If I have the following random variables : $X_1,...,X_n$ with IID distribution of Exp($\lambda$) , $\lambda > 0 $. I want to show two things;
- The mean $\overline{X}_n$ is an unbiased estimator of $\frac{1}{\lambda}$
- That $\frac{1}{\bar{X}_n}$ is an unbiased estimator of $\lambda$
Now,
I know in general I should check if $E(\mu)* T = g(\mu) $ for every $\mu \in \Theta $
But not sure if in the first part I should basically integrate the pdf of exponential distribution with the mean?

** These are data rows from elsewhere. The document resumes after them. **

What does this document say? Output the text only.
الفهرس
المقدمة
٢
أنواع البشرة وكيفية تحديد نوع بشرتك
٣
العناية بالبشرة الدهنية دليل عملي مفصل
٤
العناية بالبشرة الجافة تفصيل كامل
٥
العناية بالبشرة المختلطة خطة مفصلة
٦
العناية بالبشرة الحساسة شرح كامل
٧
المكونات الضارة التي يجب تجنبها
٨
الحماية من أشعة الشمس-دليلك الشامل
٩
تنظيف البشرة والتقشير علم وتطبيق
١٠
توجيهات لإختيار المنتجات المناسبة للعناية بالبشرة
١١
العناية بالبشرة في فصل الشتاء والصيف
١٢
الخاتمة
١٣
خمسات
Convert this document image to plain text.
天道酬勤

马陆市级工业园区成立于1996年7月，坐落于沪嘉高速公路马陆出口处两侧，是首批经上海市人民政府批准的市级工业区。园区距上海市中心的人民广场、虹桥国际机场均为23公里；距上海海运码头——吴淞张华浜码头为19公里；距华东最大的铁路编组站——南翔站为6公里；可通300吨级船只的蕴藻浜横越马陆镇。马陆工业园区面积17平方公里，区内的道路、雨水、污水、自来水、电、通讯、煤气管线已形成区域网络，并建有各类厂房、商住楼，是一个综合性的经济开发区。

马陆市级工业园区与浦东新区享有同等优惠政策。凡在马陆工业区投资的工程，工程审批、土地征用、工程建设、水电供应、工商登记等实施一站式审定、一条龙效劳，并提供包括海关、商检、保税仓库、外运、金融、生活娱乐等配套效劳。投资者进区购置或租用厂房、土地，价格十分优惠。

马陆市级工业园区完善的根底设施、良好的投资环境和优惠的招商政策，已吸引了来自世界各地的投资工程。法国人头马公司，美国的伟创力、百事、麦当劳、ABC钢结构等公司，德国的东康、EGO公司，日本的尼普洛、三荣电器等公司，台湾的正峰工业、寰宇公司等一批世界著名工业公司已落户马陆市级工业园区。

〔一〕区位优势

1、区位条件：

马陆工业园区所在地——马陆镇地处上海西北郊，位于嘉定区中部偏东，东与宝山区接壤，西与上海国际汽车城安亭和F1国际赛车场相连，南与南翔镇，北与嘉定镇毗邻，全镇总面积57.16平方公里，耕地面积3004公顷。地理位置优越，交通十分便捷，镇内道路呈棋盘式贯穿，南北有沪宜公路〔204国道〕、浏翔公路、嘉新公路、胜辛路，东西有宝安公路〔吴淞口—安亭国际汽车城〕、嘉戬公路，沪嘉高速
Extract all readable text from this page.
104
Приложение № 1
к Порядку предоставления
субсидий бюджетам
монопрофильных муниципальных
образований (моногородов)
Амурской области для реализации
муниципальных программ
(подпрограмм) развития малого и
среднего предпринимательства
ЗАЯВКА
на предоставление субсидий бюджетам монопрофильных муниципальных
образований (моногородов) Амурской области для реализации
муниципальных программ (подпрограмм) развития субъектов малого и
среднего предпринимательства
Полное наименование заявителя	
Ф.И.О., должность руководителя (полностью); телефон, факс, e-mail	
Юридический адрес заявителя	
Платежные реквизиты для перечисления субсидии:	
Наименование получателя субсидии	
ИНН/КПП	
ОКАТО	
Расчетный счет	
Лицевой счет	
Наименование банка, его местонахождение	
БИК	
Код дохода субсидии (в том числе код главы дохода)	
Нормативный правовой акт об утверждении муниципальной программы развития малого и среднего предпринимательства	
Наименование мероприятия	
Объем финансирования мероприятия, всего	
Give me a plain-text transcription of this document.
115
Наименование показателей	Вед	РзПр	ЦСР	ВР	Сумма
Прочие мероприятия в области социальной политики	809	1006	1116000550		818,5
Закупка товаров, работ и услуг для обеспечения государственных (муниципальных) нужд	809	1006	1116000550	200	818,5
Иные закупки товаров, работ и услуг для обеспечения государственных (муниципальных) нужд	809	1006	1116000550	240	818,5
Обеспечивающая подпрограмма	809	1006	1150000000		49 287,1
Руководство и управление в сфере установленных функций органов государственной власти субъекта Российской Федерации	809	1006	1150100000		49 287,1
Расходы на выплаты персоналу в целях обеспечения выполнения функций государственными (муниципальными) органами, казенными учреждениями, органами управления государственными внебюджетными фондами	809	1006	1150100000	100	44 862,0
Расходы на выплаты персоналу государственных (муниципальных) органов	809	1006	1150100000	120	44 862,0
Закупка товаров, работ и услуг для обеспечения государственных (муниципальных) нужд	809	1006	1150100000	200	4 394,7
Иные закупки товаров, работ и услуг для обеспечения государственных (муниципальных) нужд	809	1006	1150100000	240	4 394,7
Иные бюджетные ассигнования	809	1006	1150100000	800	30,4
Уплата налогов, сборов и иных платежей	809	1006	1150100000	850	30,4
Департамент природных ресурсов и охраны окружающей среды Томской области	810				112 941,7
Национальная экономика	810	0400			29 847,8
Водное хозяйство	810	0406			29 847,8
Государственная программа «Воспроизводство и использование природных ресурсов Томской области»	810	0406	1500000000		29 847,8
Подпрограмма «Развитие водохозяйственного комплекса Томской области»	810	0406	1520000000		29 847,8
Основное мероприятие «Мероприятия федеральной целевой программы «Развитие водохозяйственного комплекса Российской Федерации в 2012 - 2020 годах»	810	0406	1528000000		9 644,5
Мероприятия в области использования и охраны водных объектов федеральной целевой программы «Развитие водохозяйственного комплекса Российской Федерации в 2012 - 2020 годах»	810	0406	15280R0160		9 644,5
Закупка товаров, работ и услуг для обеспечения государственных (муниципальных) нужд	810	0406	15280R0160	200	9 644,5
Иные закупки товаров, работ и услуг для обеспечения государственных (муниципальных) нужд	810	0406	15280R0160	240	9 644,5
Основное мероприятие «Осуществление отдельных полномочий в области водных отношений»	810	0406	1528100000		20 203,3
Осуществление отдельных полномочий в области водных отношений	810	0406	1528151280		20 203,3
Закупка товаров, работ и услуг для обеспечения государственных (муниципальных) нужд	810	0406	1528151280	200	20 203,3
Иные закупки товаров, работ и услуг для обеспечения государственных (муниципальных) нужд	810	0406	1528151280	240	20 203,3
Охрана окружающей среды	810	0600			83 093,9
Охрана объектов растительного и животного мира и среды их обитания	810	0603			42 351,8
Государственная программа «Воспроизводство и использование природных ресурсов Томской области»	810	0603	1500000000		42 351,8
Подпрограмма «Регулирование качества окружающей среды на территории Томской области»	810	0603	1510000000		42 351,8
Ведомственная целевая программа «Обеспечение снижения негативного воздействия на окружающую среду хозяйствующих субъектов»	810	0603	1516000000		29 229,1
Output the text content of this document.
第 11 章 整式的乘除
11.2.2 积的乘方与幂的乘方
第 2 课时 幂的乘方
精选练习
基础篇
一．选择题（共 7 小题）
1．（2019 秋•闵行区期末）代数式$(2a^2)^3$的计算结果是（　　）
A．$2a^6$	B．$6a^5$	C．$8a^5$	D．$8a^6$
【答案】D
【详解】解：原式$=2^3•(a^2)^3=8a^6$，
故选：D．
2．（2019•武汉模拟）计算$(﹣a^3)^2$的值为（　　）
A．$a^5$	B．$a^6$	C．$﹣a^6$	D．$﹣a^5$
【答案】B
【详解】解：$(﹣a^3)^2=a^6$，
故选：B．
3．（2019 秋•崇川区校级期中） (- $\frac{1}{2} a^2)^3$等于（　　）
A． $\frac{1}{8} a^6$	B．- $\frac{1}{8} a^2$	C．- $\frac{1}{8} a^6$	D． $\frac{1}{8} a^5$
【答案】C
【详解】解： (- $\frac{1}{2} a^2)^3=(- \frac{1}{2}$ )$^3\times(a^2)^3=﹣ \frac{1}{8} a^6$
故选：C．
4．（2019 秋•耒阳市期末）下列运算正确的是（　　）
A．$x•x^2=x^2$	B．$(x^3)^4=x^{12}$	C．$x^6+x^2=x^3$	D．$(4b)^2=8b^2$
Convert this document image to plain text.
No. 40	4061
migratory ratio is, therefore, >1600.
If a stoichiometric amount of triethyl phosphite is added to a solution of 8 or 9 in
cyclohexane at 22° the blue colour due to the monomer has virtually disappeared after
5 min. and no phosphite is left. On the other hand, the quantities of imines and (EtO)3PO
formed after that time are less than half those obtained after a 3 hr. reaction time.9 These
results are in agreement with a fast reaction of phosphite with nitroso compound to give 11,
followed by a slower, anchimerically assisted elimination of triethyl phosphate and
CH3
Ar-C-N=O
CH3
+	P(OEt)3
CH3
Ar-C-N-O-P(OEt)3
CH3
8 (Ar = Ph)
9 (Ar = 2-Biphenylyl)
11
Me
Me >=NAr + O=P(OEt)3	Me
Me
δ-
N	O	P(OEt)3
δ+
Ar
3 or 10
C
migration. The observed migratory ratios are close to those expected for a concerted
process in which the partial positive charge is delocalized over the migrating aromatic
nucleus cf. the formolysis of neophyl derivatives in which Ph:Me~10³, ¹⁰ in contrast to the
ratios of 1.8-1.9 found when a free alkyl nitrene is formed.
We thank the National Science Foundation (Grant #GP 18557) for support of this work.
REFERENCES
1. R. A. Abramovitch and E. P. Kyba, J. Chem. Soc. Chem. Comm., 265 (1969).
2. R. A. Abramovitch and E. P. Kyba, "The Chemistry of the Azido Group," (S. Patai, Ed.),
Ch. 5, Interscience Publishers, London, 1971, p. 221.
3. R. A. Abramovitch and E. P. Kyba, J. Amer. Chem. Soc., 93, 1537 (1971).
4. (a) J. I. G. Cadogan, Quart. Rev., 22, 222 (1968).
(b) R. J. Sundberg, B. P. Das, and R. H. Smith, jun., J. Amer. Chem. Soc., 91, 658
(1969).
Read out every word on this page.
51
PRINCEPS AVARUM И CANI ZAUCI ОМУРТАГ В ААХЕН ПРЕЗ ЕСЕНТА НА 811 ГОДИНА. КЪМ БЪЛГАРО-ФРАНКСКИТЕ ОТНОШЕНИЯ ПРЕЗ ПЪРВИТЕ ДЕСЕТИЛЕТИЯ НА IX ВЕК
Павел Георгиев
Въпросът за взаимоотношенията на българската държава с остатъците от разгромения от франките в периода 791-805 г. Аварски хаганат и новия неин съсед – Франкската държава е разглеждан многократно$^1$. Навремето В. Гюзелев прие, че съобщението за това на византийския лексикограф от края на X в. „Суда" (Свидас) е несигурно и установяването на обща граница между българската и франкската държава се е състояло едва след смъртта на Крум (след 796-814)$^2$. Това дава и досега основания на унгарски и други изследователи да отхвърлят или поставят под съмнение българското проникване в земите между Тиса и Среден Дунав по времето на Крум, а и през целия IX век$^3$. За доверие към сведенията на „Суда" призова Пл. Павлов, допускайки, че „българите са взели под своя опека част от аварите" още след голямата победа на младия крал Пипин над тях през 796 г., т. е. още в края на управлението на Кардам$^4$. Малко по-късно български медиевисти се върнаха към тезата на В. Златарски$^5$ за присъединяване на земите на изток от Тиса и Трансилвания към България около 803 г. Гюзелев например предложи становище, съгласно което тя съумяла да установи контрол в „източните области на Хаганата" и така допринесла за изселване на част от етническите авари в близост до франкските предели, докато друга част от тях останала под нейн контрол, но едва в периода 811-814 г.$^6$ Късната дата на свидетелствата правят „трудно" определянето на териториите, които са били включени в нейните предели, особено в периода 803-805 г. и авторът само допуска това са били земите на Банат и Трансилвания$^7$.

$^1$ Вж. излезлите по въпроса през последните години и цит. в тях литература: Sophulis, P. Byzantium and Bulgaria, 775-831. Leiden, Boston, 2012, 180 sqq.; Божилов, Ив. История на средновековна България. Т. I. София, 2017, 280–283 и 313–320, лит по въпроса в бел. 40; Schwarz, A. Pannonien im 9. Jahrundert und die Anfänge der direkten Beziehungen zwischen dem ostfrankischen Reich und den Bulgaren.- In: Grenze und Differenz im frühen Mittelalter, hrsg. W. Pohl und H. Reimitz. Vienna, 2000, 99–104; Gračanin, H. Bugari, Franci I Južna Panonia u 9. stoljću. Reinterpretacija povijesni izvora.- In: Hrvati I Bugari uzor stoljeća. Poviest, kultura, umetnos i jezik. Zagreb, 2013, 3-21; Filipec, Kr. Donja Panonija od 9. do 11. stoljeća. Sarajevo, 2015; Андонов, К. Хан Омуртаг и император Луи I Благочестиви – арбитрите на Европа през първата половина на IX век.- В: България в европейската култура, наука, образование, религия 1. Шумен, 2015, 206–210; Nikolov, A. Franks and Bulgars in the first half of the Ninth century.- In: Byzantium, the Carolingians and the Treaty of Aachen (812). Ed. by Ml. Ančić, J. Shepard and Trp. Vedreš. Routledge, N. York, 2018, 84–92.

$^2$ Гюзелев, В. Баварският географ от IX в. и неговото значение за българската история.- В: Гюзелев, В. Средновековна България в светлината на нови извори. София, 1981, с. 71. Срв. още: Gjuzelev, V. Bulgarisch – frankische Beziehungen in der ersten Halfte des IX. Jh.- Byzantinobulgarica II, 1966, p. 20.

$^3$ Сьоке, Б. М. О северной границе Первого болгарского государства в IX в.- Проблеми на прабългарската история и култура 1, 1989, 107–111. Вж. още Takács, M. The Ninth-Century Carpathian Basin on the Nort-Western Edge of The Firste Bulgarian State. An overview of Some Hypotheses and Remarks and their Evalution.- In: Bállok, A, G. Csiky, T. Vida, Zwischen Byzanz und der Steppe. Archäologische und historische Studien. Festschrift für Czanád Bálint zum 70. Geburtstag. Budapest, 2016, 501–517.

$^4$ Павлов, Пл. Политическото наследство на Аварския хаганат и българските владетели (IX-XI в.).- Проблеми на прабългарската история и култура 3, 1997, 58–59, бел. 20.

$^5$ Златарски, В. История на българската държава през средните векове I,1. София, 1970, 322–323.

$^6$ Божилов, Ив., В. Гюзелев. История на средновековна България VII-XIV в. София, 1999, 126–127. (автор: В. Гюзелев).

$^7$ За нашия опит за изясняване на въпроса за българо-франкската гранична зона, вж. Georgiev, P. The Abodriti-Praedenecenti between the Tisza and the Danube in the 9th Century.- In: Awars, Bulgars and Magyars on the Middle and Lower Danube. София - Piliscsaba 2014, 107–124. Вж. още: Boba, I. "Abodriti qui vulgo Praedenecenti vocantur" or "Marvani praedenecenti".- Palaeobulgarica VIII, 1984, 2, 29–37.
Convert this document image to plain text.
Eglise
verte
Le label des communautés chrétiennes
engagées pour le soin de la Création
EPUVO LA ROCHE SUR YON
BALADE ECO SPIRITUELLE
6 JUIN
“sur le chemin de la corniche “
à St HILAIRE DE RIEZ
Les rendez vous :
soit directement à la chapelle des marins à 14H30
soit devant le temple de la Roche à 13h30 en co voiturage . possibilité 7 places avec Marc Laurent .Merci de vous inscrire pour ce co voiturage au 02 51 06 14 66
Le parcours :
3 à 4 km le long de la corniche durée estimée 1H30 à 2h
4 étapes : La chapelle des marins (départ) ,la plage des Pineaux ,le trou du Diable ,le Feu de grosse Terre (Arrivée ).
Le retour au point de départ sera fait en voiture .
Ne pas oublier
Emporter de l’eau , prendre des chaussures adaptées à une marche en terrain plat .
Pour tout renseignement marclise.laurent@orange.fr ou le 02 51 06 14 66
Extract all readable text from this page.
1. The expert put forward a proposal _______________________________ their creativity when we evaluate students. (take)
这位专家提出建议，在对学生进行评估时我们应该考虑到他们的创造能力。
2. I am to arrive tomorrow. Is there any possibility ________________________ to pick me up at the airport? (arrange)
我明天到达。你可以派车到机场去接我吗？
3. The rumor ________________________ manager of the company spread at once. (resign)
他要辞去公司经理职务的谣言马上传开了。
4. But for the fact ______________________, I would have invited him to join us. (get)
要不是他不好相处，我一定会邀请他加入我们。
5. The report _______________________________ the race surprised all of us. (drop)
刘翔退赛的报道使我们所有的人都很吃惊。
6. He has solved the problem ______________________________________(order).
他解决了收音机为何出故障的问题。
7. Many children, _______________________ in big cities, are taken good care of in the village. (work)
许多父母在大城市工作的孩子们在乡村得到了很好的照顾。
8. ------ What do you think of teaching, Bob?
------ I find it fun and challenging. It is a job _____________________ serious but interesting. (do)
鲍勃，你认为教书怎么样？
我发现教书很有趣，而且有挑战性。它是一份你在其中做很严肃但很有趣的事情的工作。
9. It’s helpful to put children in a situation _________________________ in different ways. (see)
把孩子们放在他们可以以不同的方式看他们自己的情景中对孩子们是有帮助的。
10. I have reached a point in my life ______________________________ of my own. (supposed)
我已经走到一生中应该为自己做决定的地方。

Because I always get a diverging $lim$ at the end for -infinity.
Also, what confuses me that the IID property here, does it mean this for the mean:
$E(\bar{X_n}) = \frac{n*\frac{1}{\lambda}}{n} $ as $\frac{1}{\lambda}$ is the expected value for exponential dist?
Finally, is it a viable option to use n =1 and then apply induction?
Any advice is greatly appreciated!
Your last line is the correct reasoning for the first question.
For the second question unfortunately $E[1/\bar{X}] \ne 1 / E[\bar{X}]$ in general so you should compute it directly.
You can show that $\bar{X}_n \sim \text{Gamma}(n, n\lambda)$. Since the density of this gamma distribution is $f(x) = (\lambda n)^n x^{n-1} e^{-\lambda n x} / (n-1)!$, we obtain $$E[1/\bar{X}] = \int_0^\infty \frac{1}{x} f(x) \, dx = \int_0^\infty (\lambda n)^n x^{n-2} e^{-\lambda n x}/(n-1)! \, dx = \frac{\lambda n}{n-1} \underbrace{\int_0^\infty (\lambda n)^{n-1} x^{n-2} e^{-\lambda n x} / (n-2)! \, dx}_{=1}$$ so this is not an unbiased estimator of $\lambda$.